Your best plan  is to prevent a burner from occurring. You can accomplish this by improving your muscle strengthening program, good protective equipment, and coaching for adequate blocking or tackling technique. Poor muscle balance results in bad posture, which can make one susceptible to nerve injuries. Good posture, with the shoulders back and chest up keeps nerve pathways clear.

Exercises to help your posture include neck stretches and pectoral muscle stretches and strengthening the mid and upper back, shoulders, scapular stabilizers, and rotator cuff muscles. Strengthening exercises include shrugs, crossovers for serratus anterior and pecs.
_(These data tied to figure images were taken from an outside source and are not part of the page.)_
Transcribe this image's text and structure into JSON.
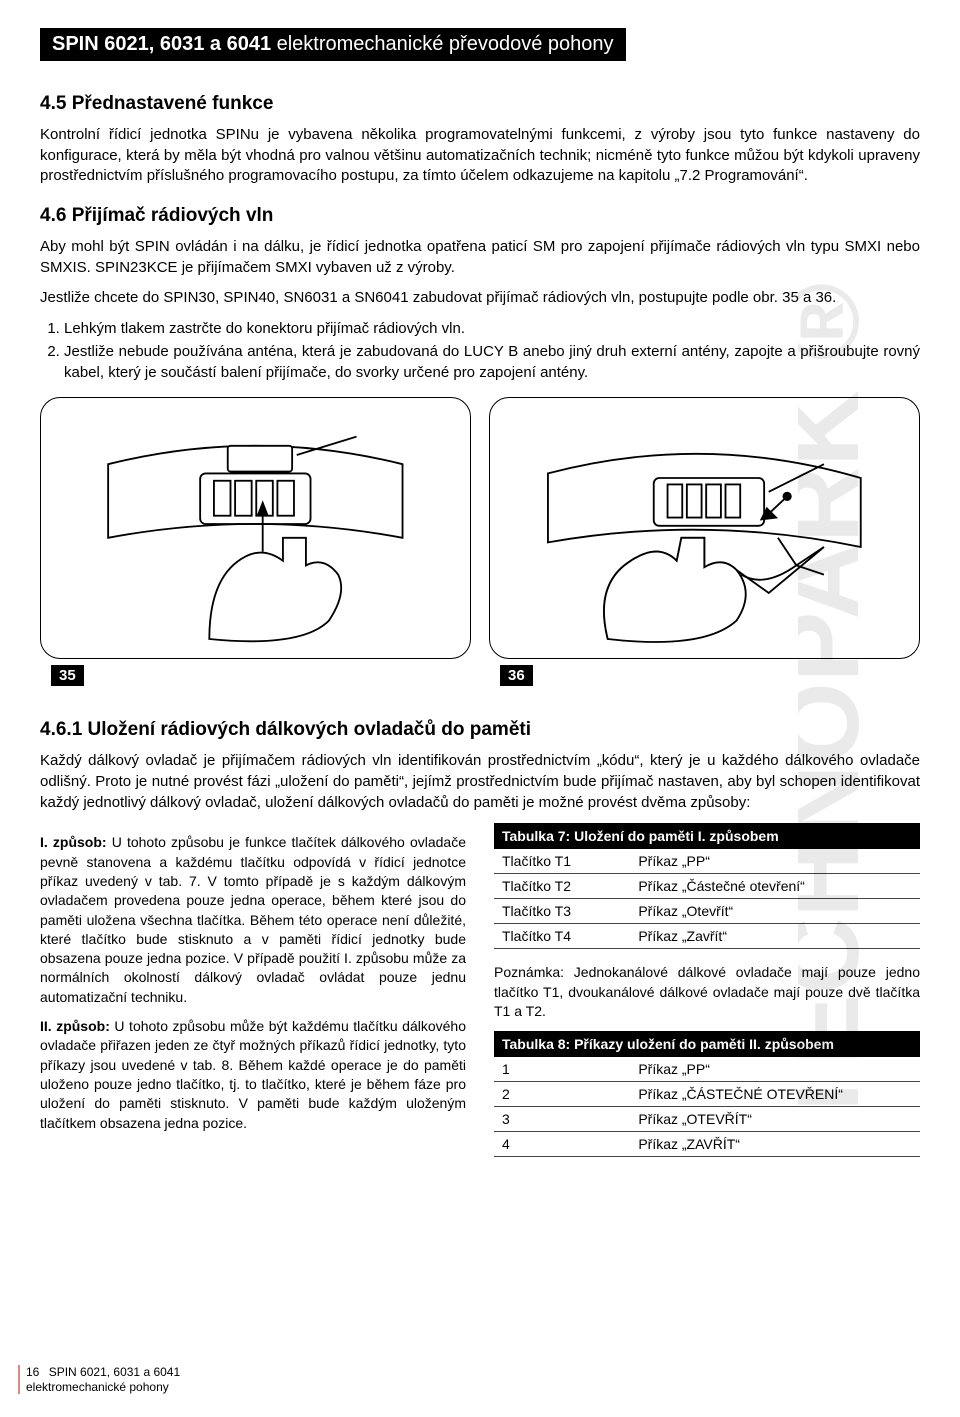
{
  "titleBar": {
    "bold": "SPIN 6021, 6031 a 6041",
    "light": " elektromechanické převodové pohony"
  },
  "sec45": {
    "heading": "4.5 Přednastavené funkce",
    "para": "Kontrolní řídicí jednotka SPINu je vybavena několika programovatelnými funkcemi, z výroby jsou tyto funkce nastaveny do konfigurace, která by měla být vhodná pro valnou většinu automatizačních technik; nicméně tyto funkce můžou být kdykoli upraveny prostřednictvím příslušného programovacího postupu, za tímto účelem odkazujeme na kapitolu „7.2 Programování“."
  },
  "sec46": {
    "heading": "4.6 Přijímač rádiových vln",
    "p1": "Aby mohl být SPIN ovládán i na dálku, je řídicí jednotka opatřena paticí SM pro zapojení přijímače rádiových vln typu SMXI nebo SMXIS. SPIN23KCE je přijímačem SMXI vybaven už z výroby.",
    "p2": "Jestliže chcete do SPIN30, SPIN40, SN6031 a SN6041 zabudovat přijímač rádiových vln, postupujte podle obr. 35 a 36.",
    "li1": "Lehkým tlakem zastrčte do konektoru přijímač rádiových vln.",
    "li2": "Jestliže nebude používána anténa, která je zabudovaná do LUCY B anebo jiný druh externí antény, zapojte a přišroubujte rovný kabel, který je součástí balení přijímače, do svorky určené pro zapojení antény."
  },
  "figs": {
    "l35": "35",
    "l36": "36"
  },
  "sec461": {
    "heading": "4.6.1 Uložení rádiových dálkových ovladačů do paměti",
    "intro": "Každý dálkový ovladač je přijímačem rádiových vln identifikován prostřednictvím „kódu“, který je u každého dálkového ovladače odlišný. Proto je nutné provést fázi „uložení do paměti“, jejímž prostřednictvím bude přijímač nastaven, aby byl schopen identifikovat každý jednotlivý dálkový ovladač, uložení dálkových ovladačů do paměti je možné provést dvěma způsoby:",
    "way1": "I. způsob: U tohoto způsobu je funkce tlačítek dálkového ovladače pevně stanovena a každému tlačítku odpovídá v řídicí jednotce příkaz uvedený v tab. 7. V tomto případě je s každým dálkovým ovladačem provedena pouze jedna operace, během které jsou do paměti uložena všechna tlačítka. Během této operace není důležité, které tlačítko bude stisknuto a v paměti řídicí jednotky bude obsazena pouze jedna pozice. V případě použití I. způsobu může za normálních okolností dálkový ovladač ovládat pouze jednu automatizační techniku.",
    "way2": "II. způsob: U tohoto způsobu může být každému tlačítku dálkového ovladače přiřazen jeden ze čtyř možných příkazů řídicí jednotky, tyto příkazy jsou uvedené v tab. 8. Během každé operace je do paměti uloženo pouze jedno tlačítko, tj. to tlačítko, které je během fáze pro uložení do paměti stisknuto. V paměti bude každým uloženým tlačítkem obsazena jedna pozice."
  },
  "tab7": {
    "title": "Tabulka 7: Uložení do paměti I. způsobem",
    "rows": [
      {
        "k": "Tlačítko T1",
        "v": "Příkaz „PP“"
      },
      {
        "k": "Tlačítko T2",
        "v": "Příkaz „Částečné otevření“"
      },
      {
        "k": "Tlačítko T3",
        "v": "Příkaz „Otevřít“"
      },
      {
        "k": "Tlačítko T4",
        "v": "Příkaz „Zavřít“"
      }
    ]
  },
  "note": "Poznámka: Jednokanálové dálkové ovladače mají pouze jedno tlačítko T1, dvoukanálové dálkové ovladače mají pouze dvě tlačítka T1 a T2.",
  "tab8": {
    "title": "Tabulka 8: Příkazy uložení do paměti II. způsobem",
    "rows": [
      {
        "k": "1",
        "v": "Příkaz „PP“"
      },
      {
        "k": "2",
        "v": "Příkaz „ČÁSTEČNÉ OTEVŘENÍ“"
      },
      {
        "k": "3",
        "v": "Příkaz „OTEVŘÍT“"
      },
      {
        "k": "4",
        "v": "Příkaz „ZAVŘÍT“"
      }
    ]
  },
  "footer": {
    "page": "16",
    "l1": "SPIN 6021, 6031 a 6041",
    "l2": "elektromechanické pohony"
  },
  "colors": {
    "black": "#000000",
    "white": "#ffffff",
    "rule": "#444444",
    "accent": "#d88"
  }
}
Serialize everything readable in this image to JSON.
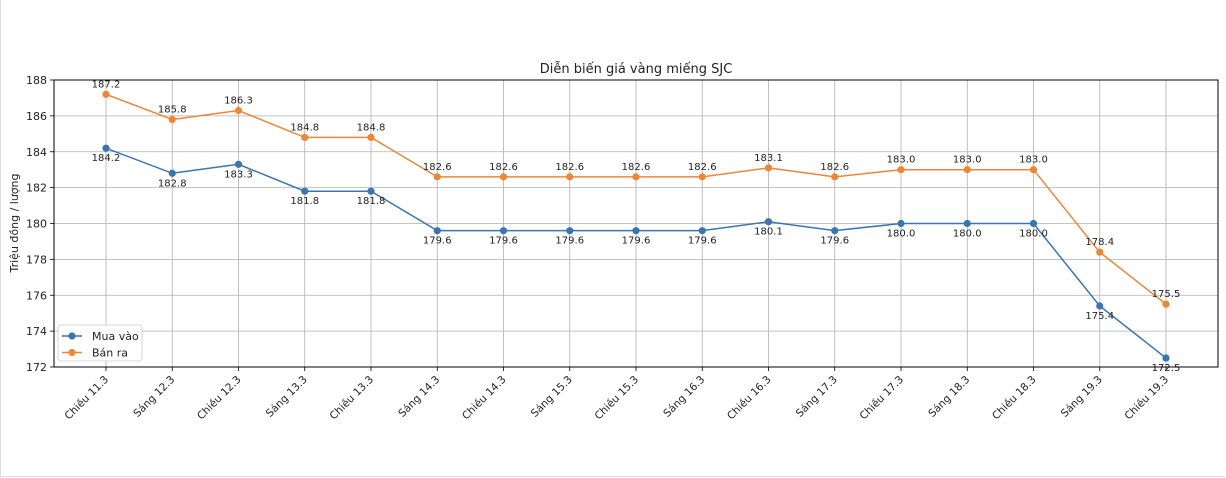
{
  "chart_data": {
    "type": "line",
    "title": "Diễn biến giá vàng miếng SJC",
    "xlabel": "",
    "ylabel": "Triệu đồng / lượng",
    "ylim": [
      172,
      188
    ],
    "yticks": [
      172,
      174,
      176,
      178,
      180,
      182,
      184,
      186,
      188
    ],
    "grid": true,
    "legend_position": "lower-left",
    "categories": [
      "Chiều 11.3",
      "Sáng 12.3",
      "Chiều 12.3",
      "Sáng 13.3",
      "Chiều 13.3",
      "Sáng 14.3",
      "Chiều 14.3",
      "Sáng 15.3",
      "Chiều 15.3",
      "Sáng 16.3",
      "Chiều 16.3",
      "Sáng 17.3",
      "Chiều 17.3",
      "Sáng 18.3",
      "Chiều 18.3",
      "Sáng 19.3",
      "Chiều 19.3"
    ],
    "series": [
      {
        "name": "Mua vào",
        "color": "#3b75af",
        "label_position": "below",
        "values": [
          184.2,
          182.8,
          183.3,
          181.8,
          181.8,
          179.6,
          179.6,
          179.6,
          179.6,
          179.6,
          180.1,
          179.6,
          180.0,
          180.0,
          180.0,
          175.4,
          172.5
        ]
      },
      {
        "name": "Bán ra",
        "color": "#ef8636",
        "label_position": "above",
        "values": [
          187.2,
          185.8,
          186.3,
          184.8,
          184.8,
          182.6,
          182.6,
          182.6,
          182.6,
          182.6,
          183.1,
          182.6,
          183.0,
          183.0,
          183.0,
          178.4,
          175.5
        ]
      }
    ]
  }
}
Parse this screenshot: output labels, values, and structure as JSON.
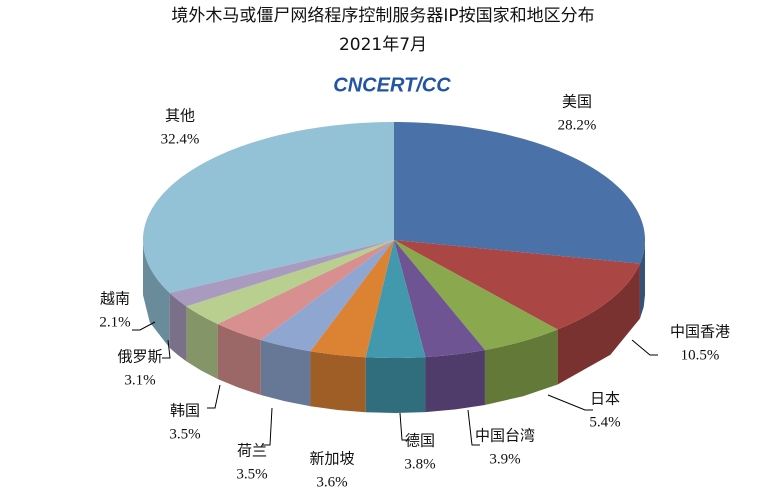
{
  "chart_data": {
    "type": "pie3d",
    "title": "境外木马或僵尸网络程序控制服务器IP按国家和地区分布",
    "subtitle": "2021年7月",
    "logo": "CNCERT/CC",
    "categories": [
      "美国",
      "中国香港",
      "日本",
      "中国台湾",
      "德国",
      "新加坡",
      "荷兰",
      "韩国",
      "俄罗斯",
      "越南",
      "其他"
    ],
    "values": [
      28.2,
      10.5,
      5.4,
      3.9,
      3.8,
      3.6,
      3.5,
      3.5,
      3.1,
      2.1,
      32.4
    ],
    "value_labels": [
      "28.2%",
      "10.5%",
      "5.4%",
      "3.9%",
      "3.8%",
      "3.6%",
      "3.5%",
      "3.5%",
      "3.1%",
      "2.1%",
      "32.4%"
    ],
    "colors": [
      "#4a72a8",
      "#aa4644",
      "#8aa84e",
      "#6f5494",
      "#4298ad",
      "#dc8233",
      "#8ea6d0",
      "#d7908f",
      "#b8cf8f",
      "#a99bbf",
      "#93c1d6"
    ]
  }
}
Start out slow with light weights on machines or light free weights.

Push-ups with an extra push  can be added to this group of exercises without any equipment. Do a traditional pushup, add an extra push up by pulling your shoulderblades forward on your ribcage. Scapular retractions are also a very effective for assisting posture: Try to squeeze your scapulae together by moving your elbows toward each other behind your back.

Neck rolls and shoulder pads are designed to prevent extreme neck extension or side flexion; however,  they need to fit properly.  Equipment attached to the chest should be firmly fixed. Pads and equipment should be appropriate for your weight and height. Coaches may have additional tips for fitting equipment. If burners are a recurring issue, consider putting lifts under your shoulder pads or wearing a cowboy collar  or other device that limits neck motion.

In players who sustain repeated burners, poor blocking or tackling technique is often responsible. Ask a coach to observe your technique changes.

Remember, this information is not intended as a substitute for medical advice. If you have concerns about your health, see your family physician or physical therapist.